After completing the apprentice program and countless practice rescue operations in 2018, Strawn became a certified team commander and was deployed in Somalia—fulfilling his dream of becoming a pararescueman.
However, only one month into his newly acquired position, Strawn’s commitment—and that of his family—was tested. News came that a helicopter (callsign “Jolly 51”) had crashed in Iraq, killing everyone onboard including three of Strawn’s friends.
The loss was a shocking heartbreak for Strawn and many others. “I went to the memorial, and I came home to talk to my wife,” he recalls. Strawn was scheduled to deploy to Somalia soon and conduct similar missions to the one his friends did not return from.
Torn between his service and the possibility of not returning home, Strawn asked his wife, “Are we sure we’re okay with this deployment?” He remembers her response to this day: “This is what we agreed to do. You’re leaving so you can bring other moms and dads home from the battlefield.”
Strawn completed his five-month deployment in Somalia, followed by three more deployments to Afghanistan and in the US. Throughout the assignments, Strawn and his wife depended on their preestablished values and their faith. “We had a commitment to each other, a commitment to the gospel, and a commitment to the service we agreed to do,” he explains. “That was really what got us through the tough times.”
Since the deployments, Strawn has continued to pursue goals he once felt to be improbable. In 2021 he earned an MBA from Upper Iowa University; that same year, he made it through another selective process to begin working as an assistant professor of aerospace studies at BYU. Strawn has also pursued pre-medicine coursework, and he now waits to hear if he’s been accepted into medical school.

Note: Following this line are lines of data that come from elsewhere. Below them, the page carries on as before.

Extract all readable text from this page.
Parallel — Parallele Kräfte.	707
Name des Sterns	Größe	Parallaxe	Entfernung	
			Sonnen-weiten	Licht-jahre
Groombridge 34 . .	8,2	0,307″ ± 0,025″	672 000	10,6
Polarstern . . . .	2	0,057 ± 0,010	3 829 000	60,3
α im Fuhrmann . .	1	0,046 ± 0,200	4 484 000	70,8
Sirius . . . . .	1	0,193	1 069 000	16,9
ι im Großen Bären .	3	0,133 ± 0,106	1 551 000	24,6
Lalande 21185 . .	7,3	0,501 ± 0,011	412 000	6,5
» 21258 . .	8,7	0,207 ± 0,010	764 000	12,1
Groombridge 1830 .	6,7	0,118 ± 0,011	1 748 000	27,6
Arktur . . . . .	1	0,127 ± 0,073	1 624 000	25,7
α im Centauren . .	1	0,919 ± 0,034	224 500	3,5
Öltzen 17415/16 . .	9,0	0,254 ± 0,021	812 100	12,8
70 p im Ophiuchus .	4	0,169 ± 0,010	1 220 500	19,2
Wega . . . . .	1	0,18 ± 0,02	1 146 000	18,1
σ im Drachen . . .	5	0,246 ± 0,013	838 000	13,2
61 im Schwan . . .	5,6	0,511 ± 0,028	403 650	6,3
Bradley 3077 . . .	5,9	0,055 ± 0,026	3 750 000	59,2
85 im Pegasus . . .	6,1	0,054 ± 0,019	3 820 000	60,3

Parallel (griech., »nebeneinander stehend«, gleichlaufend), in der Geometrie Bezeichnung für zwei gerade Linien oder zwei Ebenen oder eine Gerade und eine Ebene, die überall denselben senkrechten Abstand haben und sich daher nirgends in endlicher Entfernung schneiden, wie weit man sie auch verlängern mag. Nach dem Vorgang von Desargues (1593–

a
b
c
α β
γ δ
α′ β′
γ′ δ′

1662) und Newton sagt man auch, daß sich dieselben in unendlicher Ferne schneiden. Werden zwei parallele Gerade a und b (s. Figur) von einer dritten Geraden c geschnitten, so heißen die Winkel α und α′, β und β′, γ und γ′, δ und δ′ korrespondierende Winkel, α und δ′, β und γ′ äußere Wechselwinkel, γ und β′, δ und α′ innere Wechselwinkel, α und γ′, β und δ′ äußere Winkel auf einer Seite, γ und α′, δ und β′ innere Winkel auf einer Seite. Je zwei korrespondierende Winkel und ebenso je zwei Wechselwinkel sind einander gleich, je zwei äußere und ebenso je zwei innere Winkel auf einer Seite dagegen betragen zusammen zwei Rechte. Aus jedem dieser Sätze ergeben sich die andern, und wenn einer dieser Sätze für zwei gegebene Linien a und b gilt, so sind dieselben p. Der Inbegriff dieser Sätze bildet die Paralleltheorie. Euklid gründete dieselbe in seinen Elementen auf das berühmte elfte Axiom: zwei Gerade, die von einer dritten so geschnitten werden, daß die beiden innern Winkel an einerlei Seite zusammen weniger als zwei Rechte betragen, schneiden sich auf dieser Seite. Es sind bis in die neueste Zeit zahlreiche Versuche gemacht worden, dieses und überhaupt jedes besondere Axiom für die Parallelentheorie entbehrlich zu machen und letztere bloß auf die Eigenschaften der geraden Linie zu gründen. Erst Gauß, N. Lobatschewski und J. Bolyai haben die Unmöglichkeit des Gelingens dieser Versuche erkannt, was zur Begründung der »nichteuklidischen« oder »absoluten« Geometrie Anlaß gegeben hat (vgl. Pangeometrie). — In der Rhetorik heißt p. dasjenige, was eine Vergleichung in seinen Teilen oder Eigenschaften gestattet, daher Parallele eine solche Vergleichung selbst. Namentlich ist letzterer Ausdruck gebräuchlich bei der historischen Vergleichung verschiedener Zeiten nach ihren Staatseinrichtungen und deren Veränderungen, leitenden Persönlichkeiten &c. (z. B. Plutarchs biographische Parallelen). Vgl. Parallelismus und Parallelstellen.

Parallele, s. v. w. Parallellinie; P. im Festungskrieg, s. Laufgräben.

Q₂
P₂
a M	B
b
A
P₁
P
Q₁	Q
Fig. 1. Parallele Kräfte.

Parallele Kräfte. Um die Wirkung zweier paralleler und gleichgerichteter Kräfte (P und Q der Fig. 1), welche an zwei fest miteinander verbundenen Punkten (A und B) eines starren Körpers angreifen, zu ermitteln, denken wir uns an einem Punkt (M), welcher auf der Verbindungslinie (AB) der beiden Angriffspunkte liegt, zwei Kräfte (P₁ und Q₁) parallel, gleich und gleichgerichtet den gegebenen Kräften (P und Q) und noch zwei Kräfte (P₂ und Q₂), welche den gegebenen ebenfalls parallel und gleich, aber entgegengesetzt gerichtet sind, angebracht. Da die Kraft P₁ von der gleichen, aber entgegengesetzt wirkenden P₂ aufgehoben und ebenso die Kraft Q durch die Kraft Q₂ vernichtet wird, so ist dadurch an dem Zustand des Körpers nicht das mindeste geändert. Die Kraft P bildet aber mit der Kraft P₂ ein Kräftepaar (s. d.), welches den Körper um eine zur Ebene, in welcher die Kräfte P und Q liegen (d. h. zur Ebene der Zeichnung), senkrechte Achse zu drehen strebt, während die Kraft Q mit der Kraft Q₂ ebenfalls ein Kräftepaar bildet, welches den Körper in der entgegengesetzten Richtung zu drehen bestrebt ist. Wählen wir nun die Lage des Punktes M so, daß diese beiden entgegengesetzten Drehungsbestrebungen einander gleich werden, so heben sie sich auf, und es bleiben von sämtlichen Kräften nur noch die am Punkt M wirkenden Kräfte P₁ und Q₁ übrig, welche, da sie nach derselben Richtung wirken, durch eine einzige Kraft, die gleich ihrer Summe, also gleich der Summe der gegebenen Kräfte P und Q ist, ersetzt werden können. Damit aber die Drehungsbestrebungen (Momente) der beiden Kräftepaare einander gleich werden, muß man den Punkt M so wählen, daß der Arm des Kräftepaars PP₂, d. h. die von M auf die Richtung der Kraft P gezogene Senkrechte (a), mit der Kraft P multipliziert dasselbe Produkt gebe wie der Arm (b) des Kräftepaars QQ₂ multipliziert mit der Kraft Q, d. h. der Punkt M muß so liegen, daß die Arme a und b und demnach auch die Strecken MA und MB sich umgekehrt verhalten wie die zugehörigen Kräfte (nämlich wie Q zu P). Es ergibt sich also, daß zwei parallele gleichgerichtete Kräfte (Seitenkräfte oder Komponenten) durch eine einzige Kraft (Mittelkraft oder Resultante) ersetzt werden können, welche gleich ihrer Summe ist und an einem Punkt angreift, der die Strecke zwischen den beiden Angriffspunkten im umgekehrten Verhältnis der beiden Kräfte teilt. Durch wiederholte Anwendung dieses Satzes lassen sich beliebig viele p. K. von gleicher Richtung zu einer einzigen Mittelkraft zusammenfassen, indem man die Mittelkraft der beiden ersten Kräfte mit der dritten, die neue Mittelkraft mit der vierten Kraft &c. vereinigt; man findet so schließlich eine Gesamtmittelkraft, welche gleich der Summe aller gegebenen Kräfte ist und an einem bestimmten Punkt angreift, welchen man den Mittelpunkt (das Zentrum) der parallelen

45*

Teaching students in BYU’s AFROTC about leadership and team-building fundamentals, Strawn often draws from his deployed experiences. “I get to work with students to help them understand what air force service looks like,” he describes. “It’s been an incredible experience.”
Strawn sees how many of his students hope to achieve challenging goals, so he seeks to encourage them to chase their aspirations no matter how improbable or difficult they may seem.
“My advice is always that it might be hard, but people do hard things,” he explains. So instead of telling his students to avoid the challenge, Strawn encourages them to do all they can to leave the decision up to admission officers—and with the students’ willingness to try, they may end up where they want to be. After all, Strawn speaks from experience.